The film features an entity known as Pennywise who – for the majority of the film – takes the form of a clown. He terrorizes the small town of Derry by kidnapping children and eating them. A group of misfits known as the Losers’ Club discover that Pennywise is behind the recent string of missing children and embark on a mission to put him down for good.
The film begins during a rainstorm as the main character’s younger brother, Georgie, plays with his paper boat. Mirroring the 1980’s miniseries, Georgie encounters Pennywise lurking in the storm drain where his paper boat disappeared. However, here the similarities with the original movie ends. In the miniseries, it is implied that Georgie’s arm gets bitten off by Pennywise; whereas in the new movie, the same scene is depicted with all of its bloody detail. The rest of the movie follows this trend with gory scenes whenever a character gets hurt or killed.
It (2017) is set apart from other horror movies by its spectacular attention to detail. While most movies from this genre don’t give much attention to the surroundings, It is an exception. Muschietti describes the town of Derry’s backstory as a coal town in the 1800s whose settlers mysteriously disappear. This sets the stage for the current story that takes place in the 1980’s. The background characters also have enough screen time to give them distinct personalities. An example is the Losers’ Club’s bully and sadist, Patrick Hollister, who keeps animals that he tortures in a refrigerator in the woods. These minor details give the movie a sort of realism, making it seem like an actual town.
While the jokes were witty and added comedic relief to the horror movie, the expletives were noticeably repetitive and at times distracted from the critical scenes. However, the Loser’s Club felt more like actual teenagers this time around.
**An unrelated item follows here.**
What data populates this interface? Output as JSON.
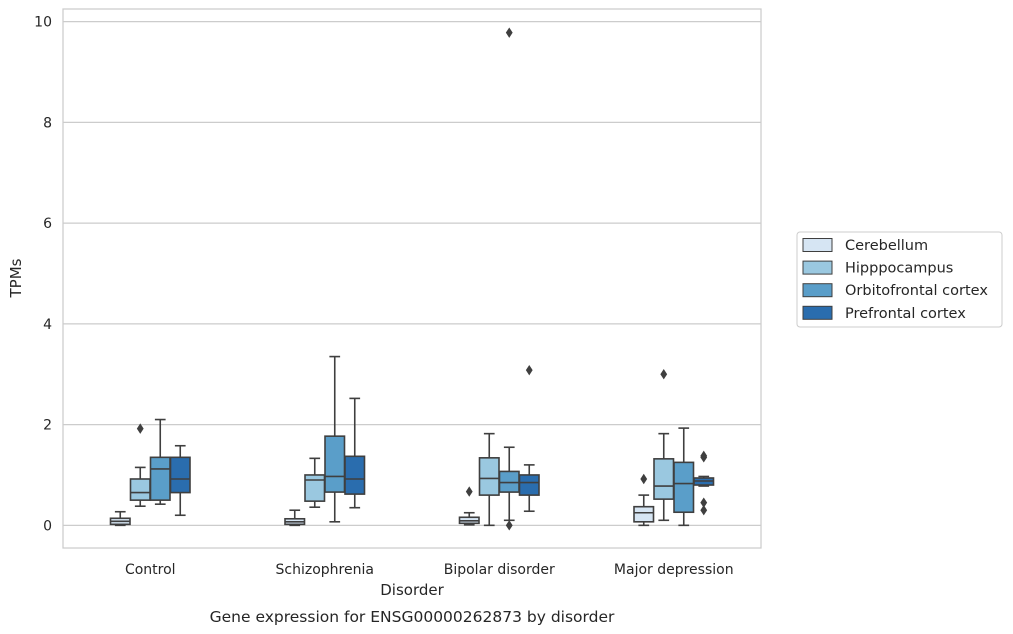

The constant streams of jokes and character-to-character interactions added more personality to the group of friends, setting them apart from the typical high school misfits.
Overall, this film was enjoyable in comparison to the usual horror movies that are just compilations of cheap jump scares and horror scenes. What makes It (2017) unique is that while it does have the usual elements of horror movies, it has good character development and an actual plotline. Even though It is rated R, I highly recommend this movie to anyone who enjoys horror movies.